Now, think about it. When a child is diagnosed with reflux...besides other medications the doctors will recommend thickening for their bottle feedings. Look for yourselves and see what the ingredients are in the thickening. Look at the formula put out by a well-known manufacturer for spitting up and sensitive stomachs...what is different in it? Rice powder. Well, the rice cereal does the same thing. I just recently had a new mom apologize to me because she had refused to let me add rice cereal to her infant's feedings. The child couldn't even keep down breast milk. I had to change clothes on her and myself several times a day and the same was happening at home. But, when she started to purchase the special formula (suggested by her pediatrician) and read the ingredients....she purchased a box of single grain rice cereal and went home to open the nipples larger in her baby's bottles. Not only did the spitting up stop; but the baby girl is sleeping through the night and she is only three months old. No more spitting up either. Thing of it is....the misery would have been over by six weeks, had she only tried what I suggested to her.
Yes, their bowels will get thicker and more regular, too.
I know I'm in the minority here...but I've been there...done that and have seen it done hundreds of times over the past 45 years. Your babies were getting all of their nutrition from your diet and system in the womb. Who knows how much they needed. Once they begin to feel satisfied and rested, the infants begin to blossom and fill out and are happier day and night. No more stress from the lack of sleep in the household. Until that hunger pain is satisfied they will stay fussy and uncomfortable. Wouldn't you? Do you really think they are supposed to be fussy? Only when they need something. That's their way of communicating a need.

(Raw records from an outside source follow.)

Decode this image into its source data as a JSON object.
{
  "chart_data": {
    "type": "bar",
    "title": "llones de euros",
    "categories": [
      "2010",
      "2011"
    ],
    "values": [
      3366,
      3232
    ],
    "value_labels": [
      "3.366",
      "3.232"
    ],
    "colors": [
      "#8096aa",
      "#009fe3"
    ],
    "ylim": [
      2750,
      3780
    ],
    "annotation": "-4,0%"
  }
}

That's my two cents worth and personal experience. Now I'll get off my soap box....LOL! Do what you think is best...but don't write off the cereal feedings until you've tried them yourselves.
No, you don't have to adjust their naps until they are about 18 months to 2 years of age. The baby will adjust on their own...going from catnaps during the day to longer naps...then two naps. The two naps start around three to four months of age for all of the infants I've cared for. I put them in their bed in a dark, quiet, cool room and walk away. If they fuss a time or two it passes. Then, it's twice a day until the age mentioned above. About the time they are beginning to sit up and eat finger foods. Every child who joins my group falls into this same pattern. They don't expect more from me in those areas because I don't offer them more. My playtime with them is precious and so is my cuddle time with them...but I feed them and put them to bed at regular naptimes. They know they can't push my buttons. They behave differently for their parents because their parents make it harder on themselves. There may be exceptions...but I've never found them.